Willem de Kooning - Attic
1949. Oil, enamel, and newspaper transfer on canvas.
61 7/8 x 81 in.
(http://www.metmuseum.org/art/collection/search/482491)
Born in Rotterdam, Holland, Willem de Kooning left school at sixteen and apprenticed with a firm of commercial artists and decorators. In 1926, he moved to New York, where his first job was as a house painter. Sharing a studio with the artist Arshile Gorky, de Kooning immersed himself in the New York art scene. He quickly developed a highly individual style that is characterized by his "allover" approach to the composition and his thick, energetic application of paint. In his refusal to completely abandon representation—as witnessed by his extended series of Women and, later, Clam Diggers—de Kooning always veered from the mainstream of Abstract Expressionism, although he was a leader of that movement along with Jackson Pollock and Mark Rothko.

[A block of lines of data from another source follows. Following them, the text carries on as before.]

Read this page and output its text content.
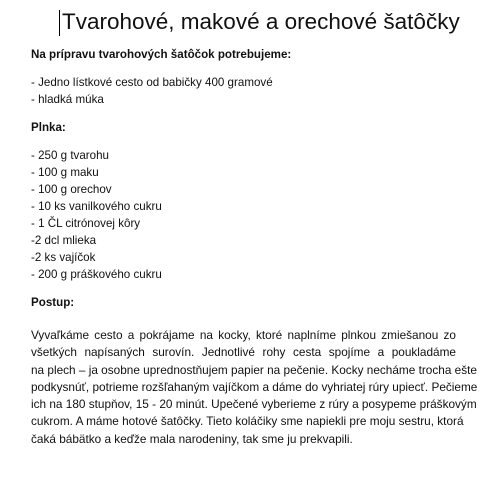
Tvarohové, makové a orechové šatôčky
Na prípravu tvarohových šatôčok potrebujeme:
- Jedno lístkové cesto od babičky 400 gramové
- hladká múka
Plnka:
- 250 g tvarohu
- 100 g maku
- 100 g orechov
- 10 ks vanilkového cukru
- 1 ČL citrónovej kôry
-2 dcl mlieka
-2 ks vajíčok
- 200 g práškového cukru
Postup:
Vyvaľkáme cesto a pokrájame na kocky, ktoré naplníme plnkou zmiešanou zo
všetkých napísaných surovín. Jednotlivé rohy cesta spojíme a poukladáme
na plech – ja osobne uprednostňujem papier na pečenie. Kocky necháme trocha ešte
podkysnúť, potrieme rozšľahaným vajíčkom a dáme do vyhriatej rúry upiecť. Pečieme
ich na 180 stupňov, 15 - 20 minút. Upečené vyberieme z rúry a posypeme práškovým
cukrom. A máme hotové šatôčky. Tieto koláčiky sme napiekli pre moju sestru, ktorá
čaká bábätko a keďže mala narodeniny, tak sme ju prekvapili.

(http://www.metmuseum.org/art/collection/search/482491)
Between 1946 and 1949, de Kooning produced a series of highly abstract black-and-white-paintings that culminated in "Attic," in which angular, thrusting forms collide with organic, curvilinear ones to yield a high-pitched, expressive picture. The dense web of white shapes and black lines makes it difficult to sort out relationships between form and space, though it is still possible to determine a figural basis for the scene. Stretched across the canvas are biomorphic symbols and shapes that allude to the curves and forms of human anatomy.
De Kooning's palette of black and white, with touches of red and yellow, was determined in part by the availability of inexpensive commercial enamel paint. Although restricted in his use of color, de Kooning displays virtuosity in his sensuous, expressive handling of paint, surface, and line. His gestural brushwork and dynamic allover composition exemplify the new visual language adopted by the Abstract Expressionist painters. De Kooning routinely made revisions on his canvases, and "Attic" was exhibited at two different stages of completion. To accelerate the drying time of the paint, he blotted sheets of newspaper over the wet canvas, and the surface bears evidence of transferred newsprint. Immediately following "Attic," de Kooning reintroduced full color into his work, already hinted at here in the touches of red and yellow, and he soon returned to the figurative imagery for which he is best known.
(http://www.metmuseum.org/art/collection/search/482491)
This piece implies a rough visually yet smooth to the touch texture. It uses the principal of harmony in reverse: a sense of disjointedness is displayed. One could say there is harmony it its disharmony.
The Attic is where our darkest secrets lie, where we're afraid to go at night, and where we dare never to turn on the light. If fear had a favorite room, it would be this one.